The European Union has ‘not used the words anti-Semitism, but they do use anti-Jewish and anti-Israel in the same sentence,’ says head of NGO Monitor.

By: Steve Leibowitz

Speaking on the sidelines of the 6th Global Forum for Combating Anti-Semitism in Jerusalem, Dr. Gerald Steinberg, president of NGO Monitor and professor of Political Studies at Bar Ilan University, told World Israel News (WIN), “Certainly the numbers and the incidents that we see, including terrorism and violence triggered by anti-Semitism, is something we did not see 10 or 20 years ago. There are more incidents in the US and Europe, and it’s connected to a lot of anti-Israel propaganda.”

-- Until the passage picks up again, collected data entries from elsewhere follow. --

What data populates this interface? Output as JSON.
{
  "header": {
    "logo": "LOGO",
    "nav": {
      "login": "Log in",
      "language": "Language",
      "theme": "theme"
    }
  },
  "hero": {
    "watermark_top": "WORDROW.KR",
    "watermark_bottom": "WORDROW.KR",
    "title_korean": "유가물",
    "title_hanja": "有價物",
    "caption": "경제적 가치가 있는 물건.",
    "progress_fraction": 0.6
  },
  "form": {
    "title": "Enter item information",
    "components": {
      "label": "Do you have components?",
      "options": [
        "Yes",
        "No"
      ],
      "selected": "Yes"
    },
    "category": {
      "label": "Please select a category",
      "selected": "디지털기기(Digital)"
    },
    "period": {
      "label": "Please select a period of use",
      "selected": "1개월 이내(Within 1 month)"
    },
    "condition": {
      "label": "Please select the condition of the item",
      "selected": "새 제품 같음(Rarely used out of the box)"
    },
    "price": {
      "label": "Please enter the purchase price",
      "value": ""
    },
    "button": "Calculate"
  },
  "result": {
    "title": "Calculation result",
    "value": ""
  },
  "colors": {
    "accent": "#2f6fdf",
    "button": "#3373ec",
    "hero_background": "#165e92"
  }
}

According to Steinberg, “Online is a big part of the problem but not the entire problem. The news travels much faster on both the far left and the far right, and they influence people that may not otherwise have been affected by incitement in the past. The question we are all asking ourselves here is what can we do about it. Can we get governments to be more proactive on this issue? In other words, they must not simply react to an incident,  because the hatred out there needs to be dealt with systematically.”

“One of the things I am doing is pointing out that for the first time, the European Union is saying that it will not fund groups actively engaged in anti-Jewish activities,” Steinberg added. “They have not used the words anti-Semitism, but they do use anti-Jewish and anti-Israel in the same sentence. That is a big change because up until now, EU countries have provided millions of dollars a year to anti-Israel groups while claiming that they don’t fund NGOs, but rather they fund projects. Therefore, if the NGO was doing [what the EU considered to be] a good project, with some anti-Semitism slipped in, they did not pay attention. Those days are now over, and that is a very important step in the right direction. That change needs to be adopted the world over.”

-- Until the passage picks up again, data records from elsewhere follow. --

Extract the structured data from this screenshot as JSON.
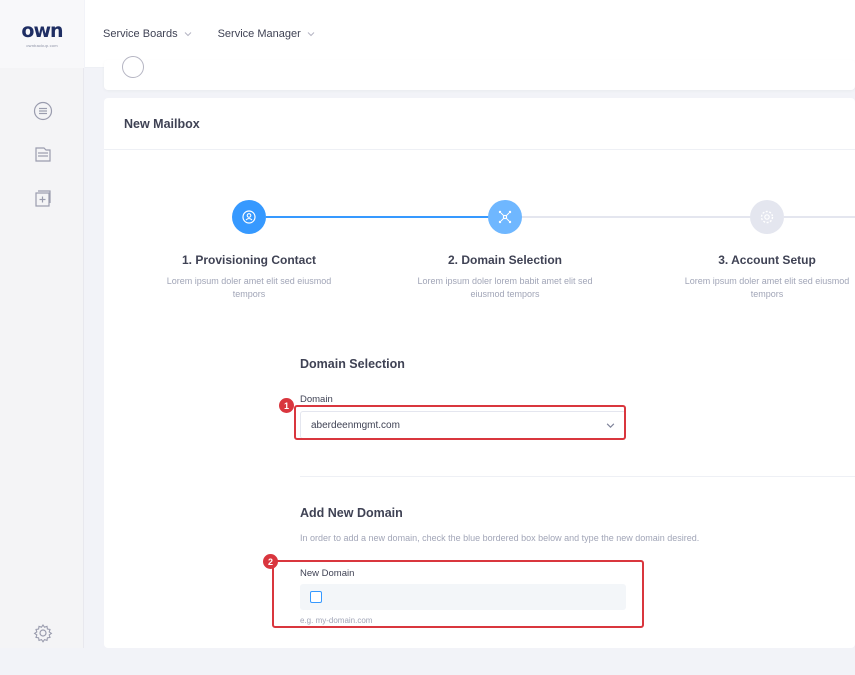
{
  "brand": {
    "logo_text": "own",
    "logo_sub": "ownbackup.com"
  },
  "icons": {
    "sidebar": [
      "list-icon",
      "folder-icon",
      "add-board-icon"
    ],
    "settings": "gear-icon"
  },
  "topnav": {
    "items": [
      {
        "label": "Service Boards"
      },
      {
        "label": "Service Manager"
      }
    ]
  },
  "card": {
    "title": "New Mailbox"
  },
  "stepper": {
    "steps": [
      {
        "title": "1. Provisioning Contact",
        "desc": "Lorem ipsum doler amet elit sed eiusmod tempors",
        "state": "active"
      },
      {
        "title": "2. Domain Selection",
        "desc": "Lorem ipsum doler lorem babit amet elit sed eiusmod tempors",
        "state": "current"
      },
      {
        "title": "3. Account Setup",
        "desc": "Lorem ipsum doler amet elit sed eiusmod tempors",
        "state": "pending"
      }
    ],
    "colors": {
      "active": "#3699ff",
      "current": "#6fb7ff",
      "pending": "#e4e6ef"
    }
  },
  "domain_selection": {
    "title": "Domain Selection",
    "domain_label": "Domain",
    "domain_value": "aberdeenmgmt.com",
    "annotation_number": "1"
  },
  "add_domain": {
    "title": "Add New Domain",
    "help_text": "In order to add a new domain, check the blue bordered box below and type the new domain desired.",
    "new_domain_label": "New Domain",
    "placeholder": "e.g. my-domain.com",
    "annotation_number": "2"
  },
  "colors": {
    "highlight": "#d9363e",
    "accent": "#3699ff"
  }
}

‘Our job is to make sure there are consequences’

Former ADL director Abe Foxman warns against using dramatic adjectives when describing the rise in anti-Semitism. Foxman told WIN, “No I do not think there is a frightening crisis. I think anti-Semitism was, is and will be. If after Auschwitz, when the world saw what anti-Semitism can lead to, we did not put together all the scientists and all the engineers and philosophers to find the antidote, it will never happen. It’s always going to be with us. Our job is to make sure that there are consequences for the anti-Semites.”

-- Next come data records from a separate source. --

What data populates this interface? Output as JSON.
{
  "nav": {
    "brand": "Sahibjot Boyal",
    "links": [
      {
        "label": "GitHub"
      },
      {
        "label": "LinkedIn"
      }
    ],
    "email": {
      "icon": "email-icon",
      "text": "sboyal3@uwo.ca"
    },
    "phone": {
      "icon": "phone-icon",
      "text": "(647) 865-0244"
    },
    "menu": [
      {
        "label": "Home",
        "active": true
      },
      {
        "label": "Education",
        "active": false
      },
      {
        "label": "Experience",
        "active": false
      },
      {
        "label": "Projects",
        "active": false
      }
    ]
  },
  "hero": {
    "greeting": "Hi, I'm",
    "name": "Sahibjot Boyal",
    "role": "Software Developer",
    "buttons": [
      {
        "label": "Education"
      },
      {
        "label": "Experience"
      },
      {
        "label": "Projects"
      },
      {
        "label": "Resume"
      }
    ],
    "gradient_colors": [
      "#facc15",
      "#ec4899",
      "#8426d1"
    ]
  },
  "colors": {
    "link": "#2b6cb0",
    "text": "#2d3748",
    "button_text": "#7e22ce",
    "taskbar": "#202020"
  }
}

“In the US there is now this political lack of respect, civility or respectful discourse. This has given license to, and emboldened, the bigots. The anti-Semites we saw in Charlottesville were not created by (US President Donald) Trump, nor by the election, but by the atmosphere where all of the taboos have been taken down. The Anti-Semites in Charlottesville did not have the chutzpah to march in (Nazi) uniform and did not have the courage to appear before a camera. Why? They did not want to endanger their jobs, their family or their social standing. What has changed is that the covers of the sewers have been removed and it’s now ok to be a bigot. We destroyed privacy and now we are destroying civility. Civility is an important protection for Jews and all minorities,” Foxman said.

In a direct message to Trump, Foxman said, “I call on the president to put the covers back on the sewers. He can do it. He has the pulpit. I am still hoping that he is going to get up one morning, get on to Twitter and write, ‘You know, I had a dream. We lost tens of thousands of boys fighting Nazism. There are no good Nazis.’ He needs to still say it because he needs to put the cover back on the sewer. I say it respectfully. Trump is not a bigot, he has lived with the Jewish people, he has family that includes Jews, but he needs to understand that there is a certain permissiveness which he can stop.”

The ‘new anti-Semitism’ and the ‘classic anti-Semitism’

Weighing in on the question of a dramatic rise in anti-Semitism, Dr. Tehilla Schwartz Altshuler of the Israel Democracy Institute told WIN, “I think we need to better monitor social media to understand that because usually what we have are anecdotes, and anecdotes don’t teach us that much. We need hard and massive data in order to answer the question. It’s a bit more complicated because when we talk about anti-Semitism, the question is whether BDS is being included in anti-Semitism – the new anti-Semitism and the classic anti-Semitism. The definitions here are very important. We do agree that there is a rise in anti-Semitic comments and tweets – for example, after high-profile events – but until we have really good monitoring systems, we won’t be able to really know.”